On the face of it, the ruling looks unfair. Citibank also contends the same and
now intends to file an appeal. But what’s to say when the law has a different
rule in place? One that allows the lenders to keep the wrongly credited
money—LEGALLY (thankfully, only keep the funds and NOT spend).

What is the rule and what is the ruling?


Wrong transfers should ideally be detected by banks and avoided as these
institutions have stringent approval procedures. Ergo, the Judge said that
believing the reputed Citibank’s claim of the transaction of $900 mn is a
result of human error would be irrational. Surprisingly, this error is the first
of its kind in banking history!

Secondly, New York has something called “discharge-for-value-defense”,


which entitles creditors of an unintended fund transfer to retain the money if
they weren’t aware of its erroneous nature. Incidentally or coincidentally,
Revlon’s lenders claim that they thought the funds to be towards the
prepayments of a loan due in 2023. And, it seems like the accuracy of the
amount transferred only tipped the scale in their favour.

A boon in disguise for the asset managers


Although this is a sticky situation to Citibank that has paid from its own
pockets, the event is rather a boon in disguise for the lenders.
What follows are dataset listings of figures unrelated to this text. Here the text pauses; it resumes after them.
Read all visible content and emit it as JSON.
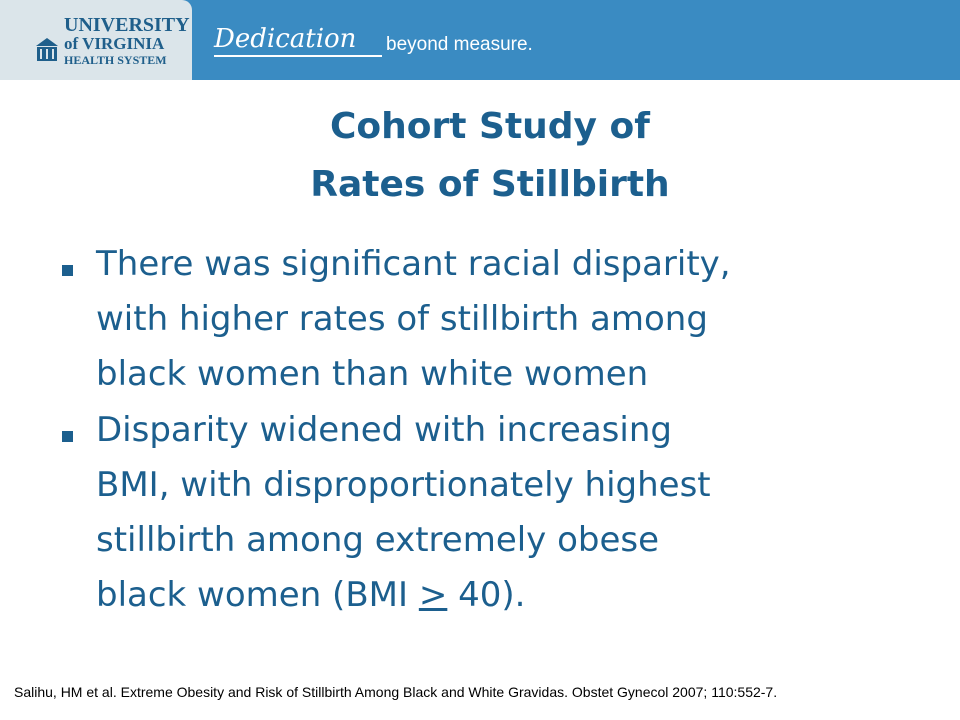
{
  "header": {
    "logo": [
      "UNIVERSITY",
      "of VIRGINIA",
      "HEALTH SYSTEM"
    ],
    "tagline_script": "Dedication",
    "tagline": "beyond measure."
  },
  "title": [
    "Cohort Study of",
    "Rates of Stillbirth"
  ],
  "bullets": [
    {
      "lines": [
        "There was significant racial disparity,",
        "with higher rates of stillbirth among",
        "black women than white women"
      ]
    },
    {
      "lines": [
        "Disparity widened with increasing",
        "BMI, with disproportionately highest",
        "stillbirth among extremely obese",
        "black women (BMI "
      ],
      "symbol": ">",
      "tail": " 40)."
    }
  ],
  "citation": "Salihu, HM et al. Extreme Obesity and Risk of Stillbirth Among Black and White Gravidas. Obstet Gynecol 2007; 110:552-7."
}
The recipients
of the wrong transfer have been battling with a struggling Revlon over a
2016’s term loan that was restructured in May 2020. The loan will now
mature in 2023. Ergo, the transfer which was the exact match hardly looked
like an error but more like a prepayment.

So did Citibank really lose $500 mn?


Well, not yet. Citibank refuses to budge; says it wants to appeal. Ergo, as of
now, there is a restraining order in place.

The takeaway
Whether Citibank wins or loses its appeal, the accidental transfer should
teach banks a valuable and evergreen lesson. That is, banks should have
stringent internal controls to review transactions before they are approved.
Banks have a maker, checker, and approver process to validate a transaction
before it is completed.

By virtue of this, transactions of a sizable amount typically pass a strict and


layered approval process before the funds are sent out. This internal control
can detect errors at any stage and prevents accidental wires. Ergo, banks need
to be more vigilant in these matters to avoid ugly events such as Citibank’s.